Re: Resumable clone/Gittorrent (again)

Maaartin-1 <grajcar1@xxxxxxxxx> · Thu, 06 Jan 2011 04:34:51 +0100

On 11-01-06 02:32, Nguyen Thai Ngoc Duy wrote:
> On Thu, Jan 6, 2011 at 6:28 AM, Maaartin <grajcar1@xxxxxxxxx> wrote:
>> Nguyen Thai Ngoc Duy <pclouds <at> gmail.com> writes:

>> I haven't read the whole other thread yet, but what about going the other way
>> round? Use a single commit as a chain, create deltas assuming that all
>> ancestors are already available. The packs may arrive out of order, so the
>> decompression may have to wait. The number of commits may be one order of
>> magnitude larger than the the number of paths (there are currently 2254 paths
>> and 24235 commits in git.git), so grouping consequent commits into one larger
>> pack may be useful.
> 
> The number of commits can increase fast. I'd rather have a
> small/stable number over time.

In theory, I could create many commits per seconds. I could create many
unique paths per seconds, too. But I don't think it really happens. I do
know no larger repository than git.git and I don't want to download it
just to see how many commits, paths, and object it contains, but I'd
suppose it's less than one million commits, which should be manageable,
especially when commits get grouped together as I described below.

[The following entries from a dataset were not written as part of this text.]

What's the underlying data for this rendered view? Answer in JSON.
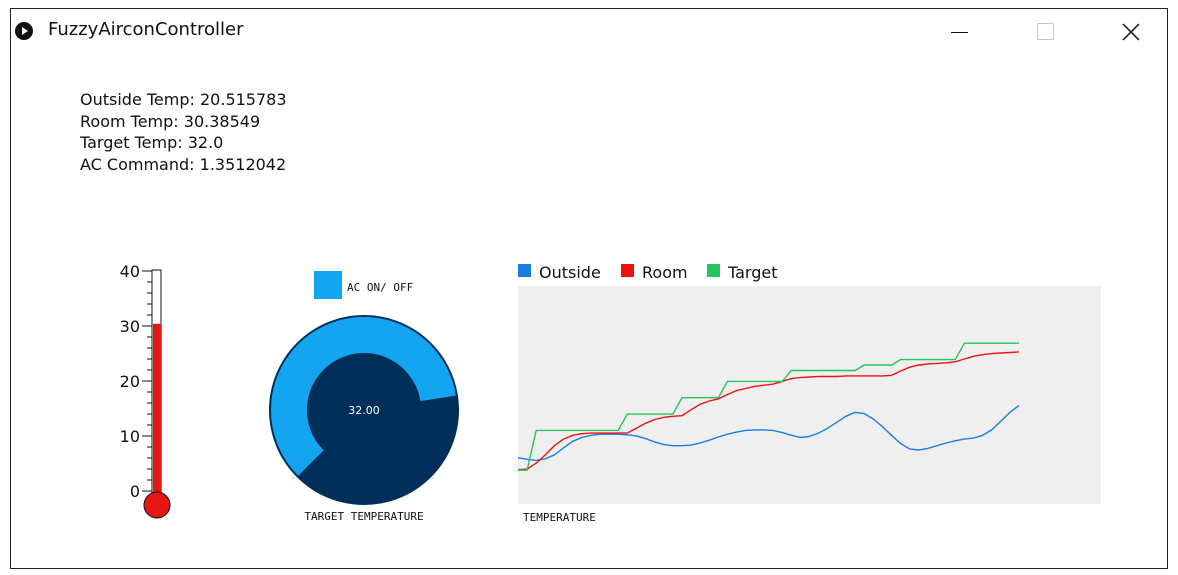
{
  "window": {
    "title": "FuzzyAirconController",
    "app_icon": "play-circle-icon",
    "controls": [
      "minimize-icon",
      "maximize-icon",
      "close-icon"
    ]
  },
  "readouts": [
    {
      "label": "Outside Temp:",
      "value": "20.515783"
    },
    {
      "label": "Room Temp:",
      "value": "30.38549"
    },
    {
      "label": "Target Temp:",
      "value": "32.0"
    },
    {
      "label": "AC Command:",
      "value": "1.3512042"
    }
  ],
  "thermometer": {
    "ticks": [
      "40",
      "30",
      "20",
      "10",
      "0"
    ],
    "min": 0,
    "max": 40,
    "value": 30.4,
    "fill_color": "#e51616"
  },
  "ac_toggle": {
    "label": "AC ON/ OFF",
    "color": "#13a5f0"
  },
  "knob": {
    "value_text": "32.00",
    "label": "TARGET TEMPERATURE",
    "fraction": 0.8,
    "arc_color": "#13a5f0",
    "bg_color": "#00305a"
  },
  "chart_data": {
    "type": "line",
    "xlabel": "TEMPERATURE",
    "legend_position": "top-left",
    "background": "#efefef",
    "ylim": [
      0,
      40
    ],
    "x": [
      0,
      1,
      2,
      3,
      4,
      5,
      6,
      7,
      8,
      9,
      10,
      11,
      12,
      13,
      14,
      15,
      16,
      17,
      18,
      19,
      20,
      21,
      22,
      23,
      24,
      25,
      26,
      27,
      28,
      29,
      30,
      31,
      32,
      33,
      34,
      35,
      36,
      37,
      38,
      39,
      40,
      41,
      42,
      43,
      44,
      45,
      46,
      47,
      48,
      49,
      50,
      51,
      52,
      53,
      54,
      55,
      56,
      57,
      58,
      59,
      60,
      61,
      62,
      63,
      64
    ],
    "series": [
      {
        "name": "Outside",
        "color": "#1a7ee0",
        "values": [
          8.5,
          8.2,
          8.0,
          8.3,
          9.0,
          10.3,
          11.5,
          12.2,
          12.6,
          12.8,
          12.8,
          12.8,
          12.7,
          12.5,
          12.0,
          11.4,
          10.9,
          10.7,
          10.7,
          10.8,
          11.2,
          11.7,
          12.3,
          12.8,
          13.2,
          13.5,
          13.6,
          13.6,
          13.5,
          13.1,
          12.6,
          12.2,
          12.4,
          13.0,
          13.9,
          15.0,
          16.1,
          16.8,
          16.6,
          15.6,
          14.2,
          12.6,
          11.1,
          10.1,
          9.9,
          10.2,
          10.7,
          11.2,
          11.6,
          11.9,
          12.1,
          12.6,
          13.6,
          15.2,
          16.8,
          18.1,
          null,
          null,
          null,
          null,
          null,
          null,
          null,
          null,
          null
        ]
      },
      {
        "name": "Room",
        "color": "#ee1111",
        "values": [
          6.3,
          6.4,
          7.5,
          9.0,
          10.7,
          11.9,
          12.6,
          12.9,
          13.0,
          13.0,
          13.0,
          13.0,
          13.0,
          13.9,
          14.8,
          15.5,
          15.9,
          16.1,
          16.2,
          17.3,
          18.3,
          18.9,
          19.3,
          20.1,
          20.8,
          21.2,
          21.6,
          21.8,
          22.0,
          22.5,
          23.0,
          23.2,
          23.3,
          23.4,
          23.4,
          23.4,
          23.5,
          23.5,
          23.5,
          23.5,
          23.5,
          23.6,
          24.4,
          25.1,
          25.5,
          25.7,
          25.8,
          25.9,
          26.1,
          26.6,
          27.1,
          27.4,
          27.6,
          27.7,
          27.8,
          27.9,
          null,
          null,
          null,
          null,
          null,
          null,
          null,
          null,
          null
        ]
      },
      {
        "name": "Target",
        "color": "#22c55e",
        "values": [
          6.2,
          6.2,
          13.5,
          13.5,
          13.5,
          13.5,
          13.5,
          13.5,
          13.5,
          13.5,
          13.5,
          13.5,
          16.5,
          16.5,
          16.5,
          16.5,
          16.5,
          16.5,
          19.5,
          19.5,
          19.5,
          19.5,
          19.5,
          22.5,
          22.5,
          22.5,
          22.5,
          22.5,
          22.5,
          22.5,
          24.5,
          24.5,
          24.5,
          24.5,
          24.5,
          24.5,
          24.5,
          24.5,
          25.5,
          25.5,
          25.5,
          25.5,
          26.5,
          26.5,
          26.5,
          26.5,
          26.5,
          26.5,
          26.5,
          29.5,
          29.5,
          29.5,
          29.5,
          29.5,
          29.5,
          29.5,
          null,
          null,
          null,
          null,
          null,
          null,
          null,
          null,
          null
        ]
      }
    ]
  }
}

> And commits depend on other commits so
> you can't verify a commit until you have got all of its parents. That
> does apply to file, but then this file chain does not interfere other
> file chains.

That's true, but the verification is something done locally on the
client, it consumes no network traffic and no server resources, so I
consider it to be cheap. I need less than half a minute (using only a
single core) for verifying of the whole git.git repository (36 MB). This
is no problem, even when it had to wait until the download finishes. I'm
sure, the OP of [1] would be happy if he could wait for this.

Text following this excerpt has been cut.